His Honour observed that s.54 of the Act does not concern the liability of the defendant but is directed against an award of damages rather than the existence of a liability. It is for the defendant to establish the matters in the sub paragraphs of s.54(1). Evidential Security Services of Australia v Brilley [2008] NSWCA 204 at [124].

His Honour found at [31] that the evidence was insufficient for the Court to be satisfied what matters materially contributed to the plaintiff’s injury or damage let alone that his conduct did so, and if so, what the conduct was, when it occurred and whether it constituted a serious offence. See Fangak v Baxter [2000] NSWCA 264 at [84].

Ex-turpi causa non actio

The defendant contended that the plaintiff was disentitled for recovery of any damages by reasonable operation of the principle of ex-turpi causa non actio, such that his own lawful conduct precludes recovery. This contention relied upon a number of findings of His Honour as to liability.

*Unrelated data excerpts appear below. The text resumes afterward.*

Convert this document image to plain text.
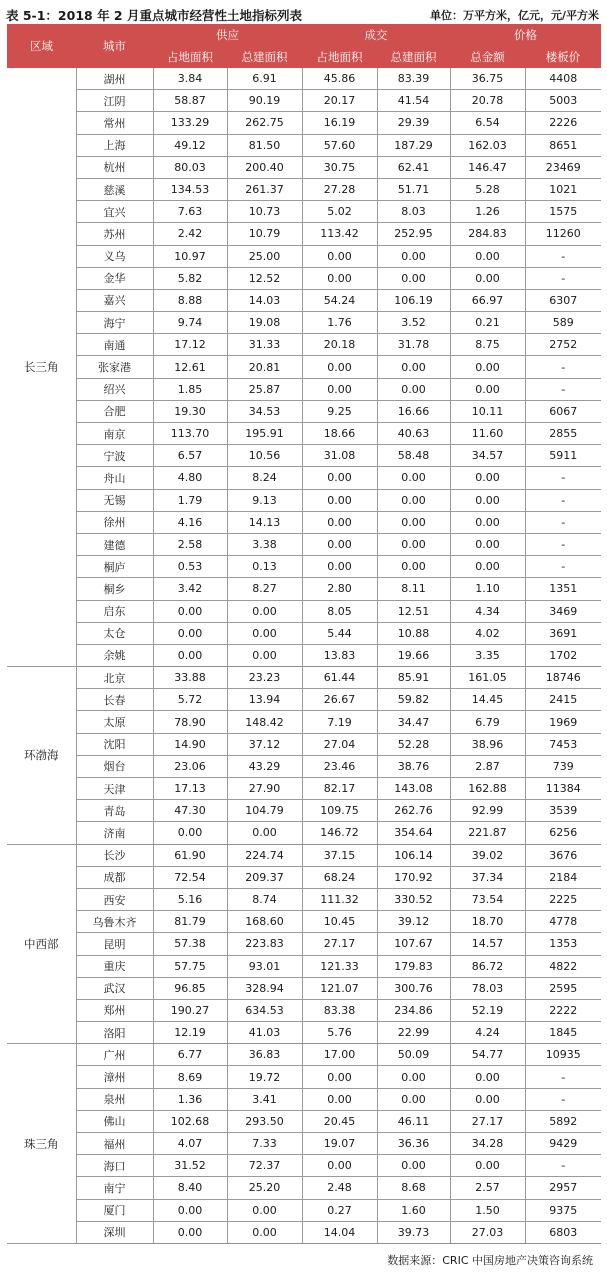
表 5-1：2018 年 2 月重点城市经营性土地指标列表	单位：万平方米，亿元，元/平方米
区域	城市	供应		成交		价格	
		占地面积	总建面积	占地面积	总建面积	总金额	楼板价
长三角	湖州	3.84	6.91	45.86	83.39	36.75	4408
	江阴	58.87	90.19	20.17	41.54	20.78	5003
	常州	133.29	262.75	16.19	29.39	6.54	2226
	上海	49.12	81.50	57.60	187.29	162.03	8651
	杭州	80.03	200.40	30.75	62.41	146.47	23469
	慈溪	134.53	261.37	27.28	51.71	5.28	1021
	宜兴	7.63	10.73	5.02	8.03	1.26	1575
	苏州	2.42	10.79	113.42	252.95	284.83	11260
	义乌	10.97	25.00	0.00	0.00	0.00	-
	金华	5.82	12.52	0.00	0.00	0.00	-
	嘉兴	8.88	14.03	54.24	106.19	66.97	6307
	海宁	9.74	19.08	1.76	3.52	0.21	589
	南通	17.12	31.33	20.18	31.78	8.75	2752
	张家港	12.61	20.81	0.00	0.00	0.00	-
	绍兴	1.85	25.87	0.00	0.00	0.00	-
	合肥	19.30	34.53	9.25	16.66	10.11	6067
	南京	113.70	195.91	18.66	40.63	11.60	2855
	宁波	6.57	10.56	31.08	58.48	34.57	5911
	舟山	4.80	8.24	0.00	0.00	0.00	-
	无锡	1.79	9.13	0.00	0.00	0.00	-
	徐州	4.16	14.13	0.00	0.00	0.00	-
	建德	2.58	3.38	0.00	0.00	0.00	-
	桐庐	0.53	0.13	0.00	0.00	0.00	-
	桐乡	3.42	8.27	2.80	8.11	1.10	1351
	启东	0.00	0.00	8.05	12.51	4.34	3469
	太仓	0.00	0.00	5.44	10.88	4.02	3691
	余姚	0.00	0.00	13.83	19.66	3.35	1702
环渤海	北京	33.88	23.23	61.44	85.91	161.05	18746
	长春	5.72	13.94	26.67	59.82	14.45	2415
	太原	78.90	148.42	7.19	34.47	6.79	1969
	沈阳	14.90	37.12	27.04	52.28	38.96	7453
	烟台	23.06	43.29	23.46	38.76	2.87	739
	天津	17.13	27.90	82.17	143.08	162.88	11384
	青岛	47.30	104.79	109.75	262.76	92.99	3539
	济南	0.00	0.00	146.72	354.64	221.87	6256
中西部	长沙	61.90	224.74	37.15	106.14	39.02	3676
	成都	72.54	209.37	68.24	170.92	37.34	2184
	西安	5.16	8.74	111.32	330.52	73.54	2225
	乌鲁木齐	81.79	168.60	10.45	39.12	18.70	4778
	昆明	57.38	223.83	27.17	107.67	14.57	1353
	重庆	57.75	93.01	121.33	179.83	86.72	4822
	武汉	96.85	328.94	121.07	300.76	78.03	2595
	郑州	190.27	634.53	83.38	234.86	52.19	2222
	洛阳	12.19	41.03	5.76	22.99	4.24	1845
珠三角	广州	6.77	36.83	17.00	50.09	54.77	10935
	漳州	8.69	19.72	0.00	0.00	0.00	-
	泉州	1.36	3.41	0.00	0.00	0.00	-
	佛山	102.68	293.50	20.45	46.11	27.17	5892
	福州	4.07	7.33	19.07	36.36	34.28	9429
	海口	31.52	72.37	0.00	0.00	0.00	-
	南宁	8.40	25.20	2.48	8.68	2.57	2957
	厦门	0.00	0.00	0.27	1.60	1.50	9375
	深圳	0.00	0.00	14.04	39.73	27.03	6803
数据来源：CRIC 中国房地产决策咨询系统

His Honour observed that the principle of ex-turpi causa non actio was never pleaded. The defendant contended that it was not required to plead reliance upon the principle. His Honour observed that whether or not it should have been pleaded, clearly the plaintiff could not complain that he was taken by surprise.

His Honour observed at [35] it could not have been an intentional parliament to replace the common law principles in the area and as such s.54 of the Civil Liability Act did not replace the doctrine.

The defendant relied upon the assault of Officer Davies by the plaintiff on his verandah and his subsequent resistance and avoidance of the attempted arrest by Officer Davies in giving rise to the precise conduct relied upon. That is the only unlawful conduct on the plaintiff’s part that preceded the torturous conduct of Officer Davies in the second entry onto the plaintiff’s premises.

His Honour at [40] found that the conduct of the plaintiff on the verandah was sufficiently serious or sufficiently proximate to the torturous conduct of Officer Davies in the driveway to preclude the recovery of damages.

His Honour awarded the plaintiff general damages of $15,000. His Honour also awarded the Defendant to pay the Plaintiff’s costs on an indemnity basis.